Peon, I too used to shoot with fingers. After about 10 years out of bowhunting I bought a different bow and a release. What a difference! My advice would be to find a reputable bow shop and let them set you up. It is money well spent plus they can install chosen accesories if needed in half the time that you can. Good luck


----------



## Lundy (Apr 5, 2004)

I've shot both fingers and release for a bunch of years. The release would be the easiest by far. Shooting fingers just introduces a whole new set of problems to overcome that you don't need to deal with.

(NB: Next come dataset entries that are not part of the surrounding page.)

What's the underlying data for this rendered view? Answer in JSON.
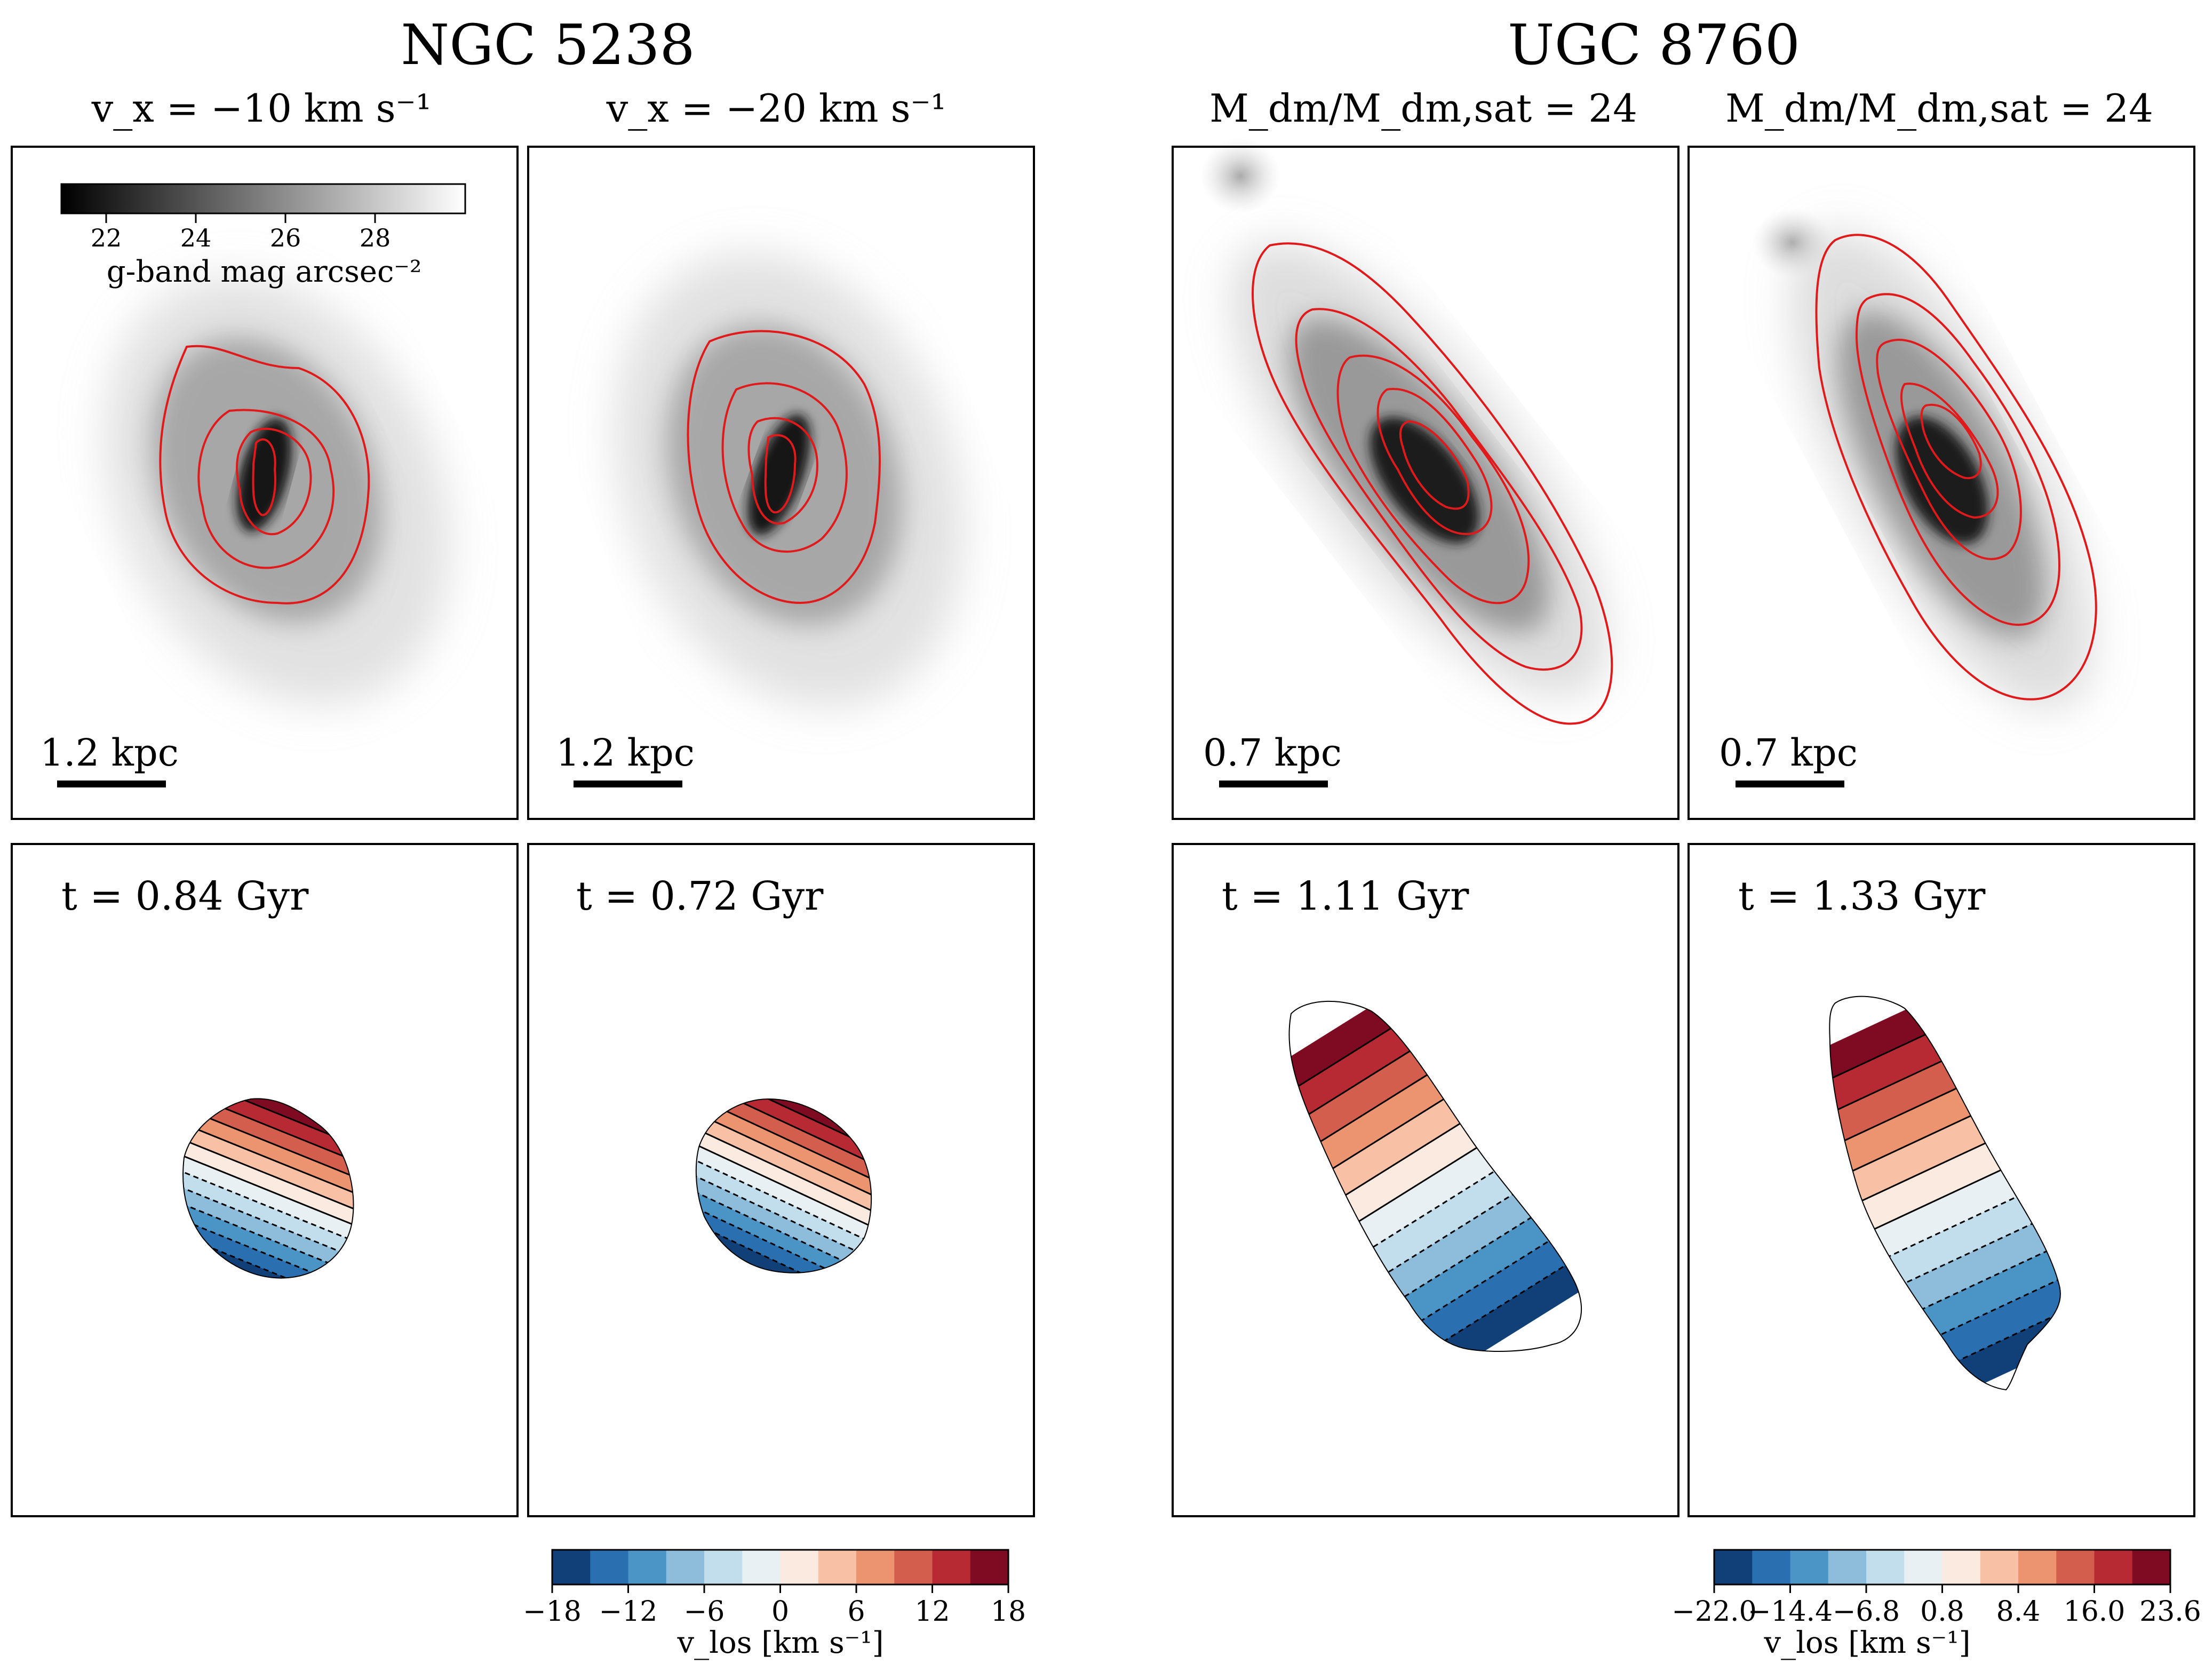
{
  "figure": {
    "groups": [
      {
        "title": "NGC 5238",
        "columns": [
          {
            "title": "v_x = −10 km s⁻¹",
            "scale_bar": "1.2 kpc",
            "time": "t = 0.84 Gyr"
          },
          {
            "title": "v_x = −20 km s⁻¹",
            "scale_bar": "1.2 kpc",
            "time": "t = 0.72 Gyr"
          }
        ],
        "vlos_colorbar": {
          "label": "v_los [km s⁻¹]",
          "min": -18,
          "max": 18,
          "ticks": [
            "−18",
            "−12",
            "−6",
            "0",
            "6",
            "12",
            "18"
          ],
          "levels": 12
        }
      },
      {
        "title": "UGC 8760",
        "columns": [
          {
            "title": "M_dm/M_dm,sat = 24",
            "scale_bar": "0.7 kpc",
            "time": "t = 1.11 Gyr"
          },
          {
            "title": "M_dm/M_dm,sat = 24",
            "scale_bar": "0.7 kpc",
            "time": "t = 1.33 Gyr"
          }
        ],
        "vlos_colorbar": {
          "label": "v_los [km s⁻¹]",
          "min": -22.0,
          "max": 23.6,
          "ticks": [
            "−22.0",
            "−14.4",
            "−6.8",
            "0.8",
            "8.4",
            "16.0",
            "23.6"
          ],
          "levels": 12
        }
      }
    ],
    "gband_colorbar": {
      "label": "g-band mag arcsec⁻²",
      "ticks": [
        "22",
        "24",
        "26",
        "28"
      ],
      "range": [
        21,
        30
      ]
    }
  },
  "chart_data": [
    {
      "type": "heatmap",
      "title": "NGC 5238, v_x = −10 km s⁻¹",
      "quantity": "g-band surface brightness (mag arcsec⁻²) with red isophote contours",
      "scale_bar": "1.2 kpc"
    },
    {
      "type": "heatmap",
      "title": "NGC 5238, v_x = −20 km s⁻¹",
      "quantity": "g-band surface brightness (mag arcsec⁻²) with red isophote contours",
      "scale_bar": "1.2 kpc"
    },
    {
      "type": "heatmap",
      "title": "UGC 8760, M_dm/M_dm,sat = 24",
      "quantity": "g-band surface brightness (mag arcsec⁻²) with red isophote contours",
      "scale_bar": "0.7 kpc"
    },
    {
      "type": "heatmap",
      "title": "UGC 8760, M_dm/M_dm,sat = 24",
      "quantity": "g-band surface brightness (mag arcsec⁻²) with red isophote contours",
      "scale_bar": "0.7 kpc"
    },
    {
      "type": "heatmap",
      "title": "NGC 5238 velocity field, t = 0.84 Gyr",
      "quantity": "v_los (km s⁻¹)",
      "range": [
        -18,
        18
      ]
    },
    {
      "type": "heatmap",
      "title": "NGC 5238 velocity field, t = 0.72 Gyr",
      "quantity": "v_los (km s⁻¹)",
      "range": [
        -18,
        18
      ]
    },
    {
      "type": "heatmap",
      "title": "UGC 8760 velocity field, t = 1.11 Gyr",
      "quantity": "v_los (km s⁻¹)",
      "range": [
        -22.0,
        23.6
      ]
    },
    {
      "type": "heatmap",
      "title": "UGC 8760 velocity field, t = 1.33 Gyr",
      "quantity": "v_los (km s⁻¹)",
      "range": [
        -22.0,
        23.6
      ]
    }
  ],
  "colors": {
    "contour": "#e0191b",
    "vlos_palette": [
      "#113f78",
      "#2a6fb0",
      "#4a94c6",
      "#8ebcdb",
      "#c2ddec",
      "#e9f0f4",
      "#faeae0",
      "#f8c1a5",
      "#ec9470",
      "#d45e4d",
      "#b72a33",
      "#7e0b21"
    ]
  }
}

I still hunt with fingers versus release 75% of the time. I'm getting old and might forget the release, I never seem to forget to take my fingers with me.


----------



## peon (Feb 28, 2005)

thanks for all the info i ended up buying a t.r.u. ball nok the metal screw on kind.. and bought a kisser button.. i dont think ill be hunting this year my arm needs to heal up so i can practice shoot first !! ill probally just hunt next year!


----------



## bkr43050 (Apr 5, 2004)

Lundy said:


> I still hunt with fingers versus release 75% of the time. I'm getting old and might forget the release, I never seem to forget to take my fingers with me.


 Yeah but if you are like me you and shoot with a finger tabthen you will forget it too. I think I forgot it more than I do my release. I have switched completely over to release now. I find it easier to stay consistent with my release technique and with my old back and shoulders it aids in drawing ease.


----------



## Lundy (Apr 5, 2004)

I too have forgotten or dropped my tab, fortunately I had tabs in almost every pocket, but I've killed a couple a deer with no tab or glove, just good ole skin.


----------